LAUGHLIN — Another round of free COVID-19 testing will be available for Laughlin residents on Thursday.
Testing will be conducted under the direction of the Southern Nevada Health District from 9 a.m. to 2 p.m. at Laughlin Junior/Senior High School, 1900 Cougar Drive. Testing will be offered on a first-come, first-served basis. Participants are required to bring identification. Face coverings are mandatory.
“We are pleased to provide this additional opportunity for Clark County residents in Laughlin to get tested for COVID-19,” said Commissioner Michael Naft, whose district includes Laughlin. “It is important that as many people as possible, in all parts of our community, have access to testing so that we can continue to gather factual, science-based data.”
Eighteen positive cases of the novel coronavirus have been identified among Laughlin residents as of Monday, according to the Southern Nevada Health District website. No demographic information was available nor was there any indication of the severity of the local cases.
A testing blitz made up to 1,000 free tests available in Laughlin in May; 775 tests were administered and none returned positive.
At that time, there had been no confirmed cases in Laughlin.
For most people, the new coronavirus causes mild or moderate symptoms, such as fever and cough that clear up in two to three weeks. For some, especially older adults and people with existing health problems, it can cause more severe illness, including pneumonia and death. The vast majority of people recover.
Residents with general questions about COVID-19 can call the Southern Nevada Health District’s Information Phone Line at 702-759-INFO (4636), between the hours of 7 a.m. and 7 p.m.

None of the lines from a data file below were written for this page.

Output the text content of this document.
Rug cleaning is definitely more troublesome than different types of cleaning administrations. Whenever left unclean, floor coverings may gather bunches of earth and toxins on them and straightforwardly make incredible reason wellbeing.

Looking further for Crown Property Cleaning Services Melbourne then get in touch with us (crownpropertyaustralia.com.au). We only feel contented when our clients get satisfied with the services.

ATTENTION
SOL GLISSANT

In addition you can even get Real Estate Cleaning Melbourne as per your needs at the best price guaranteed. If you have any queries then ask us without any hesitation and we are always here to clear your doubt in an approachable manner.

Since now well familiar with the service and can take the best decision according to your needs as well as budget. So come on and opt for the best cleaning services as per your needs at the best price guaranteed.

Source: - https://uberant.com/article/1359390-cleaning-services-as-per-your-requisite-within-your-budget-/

Recommended actions to limit the spread of the virus include:
Wear a face covering in public places and when around people from other households.
Wash your hands often.
Clean and disinfect frequently touched items such as your cell phone, doorknobs and countertops.
Maintain at least 6 feet of social distancing per person for non-household members.
All vulnerable individuals should continue to shelter in place as much as possible. Those at high risk of exposure to COVID-19 as defined by CDC guidelines include people 65 and older and those with underlying health conditions such as lung disease, heart conditions and severe obesity.
Members of households with vulnerable residents should be aware that returning to work and other environments where distancing is not practical could carry the virus back home. Precautions should be taken to isolate vulnerable residents.
If tested positive for COVID-19, an individual must quarantine and stay home for two weeks. Contacts of individuals who test positive for the virus must stay home for two weeks or until a negative test result has been received.
For information about the community’s response to COVID-19, go to www.InItTogetherSNV.com.